Panel Session: Whose Peace?

Exploring sites for practicing peace

Who is the bringer of peace? If peace can be built, then, by whom, and for whom? If we call for peace, who will give it, or make it happen? By which means? That is, can force, war and militarised means bring peace? Can peace also be built in our everyday lives? Is it you and me who can contribute to peace, here and now?

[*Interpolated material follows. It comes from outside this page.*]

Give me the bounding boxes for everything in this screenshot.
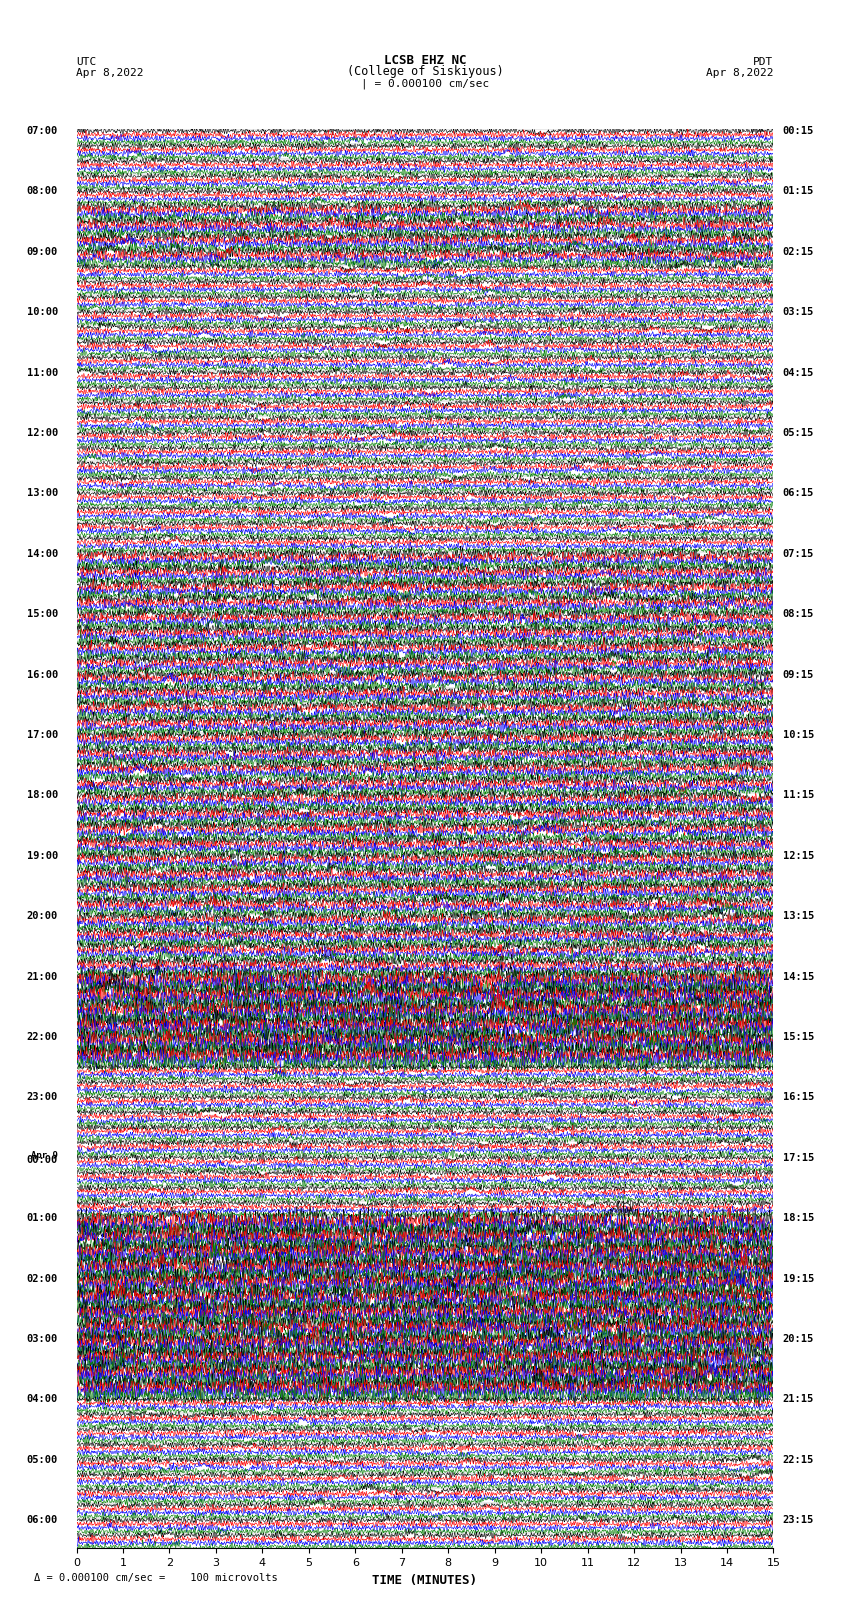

These and more questions are posed when common assumptions about peace are under scrutiny by peace researchers and the audience. In the session, we will take a look at how the meaning of peace is socially constructed and contested. Drawing on the case of Iranian women, Finnish conscientious objectors, and the different narratives of the war in Ukraine, we discuss the different ways to imagine peace. We do so by looking at the forms peace takes in the world and in ourselves, and the power, agency and relations in making peace possible

Speakers

Myungjin Moon

Myungjin (he/him) is a doctoral researcher at Tampere Peace Research Institute (TAPRI). With a background in the peace movement in South Korea, his current research interests centre on the workings of militarisation and resistance to it in the Finnish context.

Situated at the intersection of feminist peace research, critical studies on men and masculinities, and critical military studies, his dissertation focuses on Finnish conscientious objectors who refuse military service yet choose care work. It explores the potential, tensions, and implications of caring masculinities in destabilising hegemonic masculinities against the backdrop of militarisation in Finland.

Zahra Edalati

Zahra (she) is a doctoral researcher at Tampere University. She holds two master’s degrees: one in Peace and Conflict Research from Tampere university, and the other in Communication and Journalism from Iran. Her PhD research explores transnational networks of solidarity among Iranian women both in Iran and the diaspora, with a focus on how the experiences of women from diverse backgrounds and politicization processes shape their perceptions and their differentiated positions on gender issues in Iran.

Zahra’s research interests include feminist auto-ethnography, feminist peace, intersectionality, identity politics, and decolonizing perspective. She has teaching experience in courses such as Feminist Peace, Memory Politics, and Decolonial Peace.

Juulia Niiniranta

Juulia is a doctoral researcher at Tampere Peace Research Institute TAPRI.

With a background in moral and social philosophy, Juulia currently works with her doctoral research project dealing with peace narratives by people living in war affected circumstances. The research also explores the potential of photography in peace research, using photography as a primary language with participants. Visual narratives convey alternative stories of war and peace, stories where hope, recovery and capability are present.

Outside the academia, Juulia works at art department in film productions, do illustrations and photography, and voluntary work in Youth Walk in -therapy consultation.

Sina Jasmin Krämer

Sina (she/her) is a doctoral researcher at Tampere Peace Research Institute (TAPRI), focusing on the construction of emotions and memories of German National Socialism. Beyond this focus, she writes on the impact of gender norms on psychosocial peacebuilding, neuroscience and peacebuilding, trauma-informed peacebuilding, and critical perspectives on resilience in the European Nordics.

Sina holds a Master of Philosophy in International Peace Studies from Trinity College Dublin and has an academic background in psychology. Her interdisciplinary research focuses on feminist peace studies and psychology, examining the impact of trauma, memory, and emotions on post-conflict societies and peacebuilding efforts.